Air France has a long-standing commitment to gender diversity and professional equality between men and women. But while the carrier is one of the few companies run by two women – Air France-KLM board chairwoman Anne-Marie Couderc and newly-appointed Air France CEO Anne Rigail – it has no interest in resting on its laurels when it comes to gender equity. Rather, it has committed to further promote professional equality within its teams.
An advocate for equal pay for men and women, Air France in 2008 began implementing wage catch-up measures to reduce the pay gap between the sexes. In 2017, the carrier introduced an in-house campaign called #Osonsledire, encouraging staff to share the sexist remarks they hear on a daily basis. This year, in a continuing effort to put an end to everyday sexism in the workplace, Air France signed the Diversity Charter, joining 30 major French companies in the #StOpE initiative, supported by the government.
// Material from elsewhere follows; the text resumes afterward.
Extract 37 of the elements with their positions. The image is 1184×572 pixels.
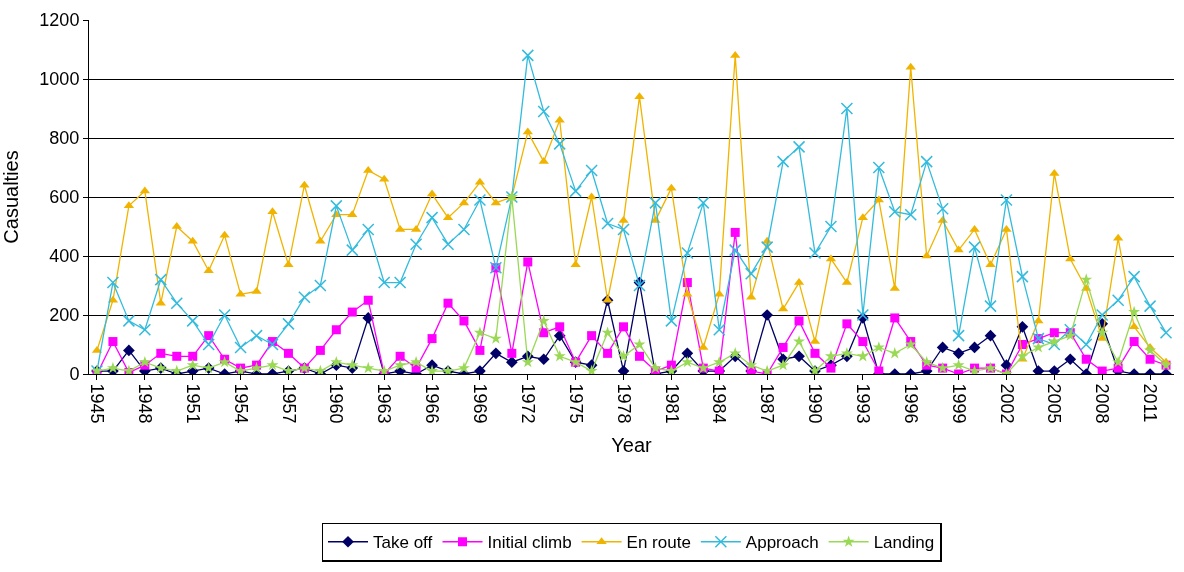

Air France also recently published its index on professional equality between men and women, revealing that it obtained a score of 89/100; the minimum threshold set by the French government is 75/100. “The 89/100 score for the Air France gender equality professional index is a first good result but we must not reduce our efforts,” said Rigail in a statement released yesterday, on International Women’s Day.
“We still have a long way to go, with the future recruitment of female pilots, engineers, technicians, digital specialists etc. thanks to the attitude of each man and woman in the company, [which] desires to promote gender diversity in all sectors and professions,” continued Rigail, pictured above.
Air France’s Anne-Marie Couderc added: “Beyond the exception and the symbol, I am convinced that companies that are committed to gender equality are the most competitive, attractive and innovative companies. Our responsibility is to be fully involved. This is the role of the many actions carried out by Air France.”
“Growth in women’s employment in male-dominated industries is a fundamental aspect of professional equality and Air France promotes access for women to all professions and encourages women of all ages to follow these professional paths,” stated the carrier.
A one-year-old network, called Women for Tomorrow (WoTo), was the brainchild of several women in the company who wanted to create a place for exchange, with meetings, debates, and workshops to promote women in the company and strengthen gender diversity.
Beyond this work, Air France plans to carry out regular initiatives throughout the year “to put an end to words and gestures that can consciously or unconsciously delegitimize or belittle women in their professional development”. And it continues to work towards the objective of “equal pay for comparable work, seniority, and skills”.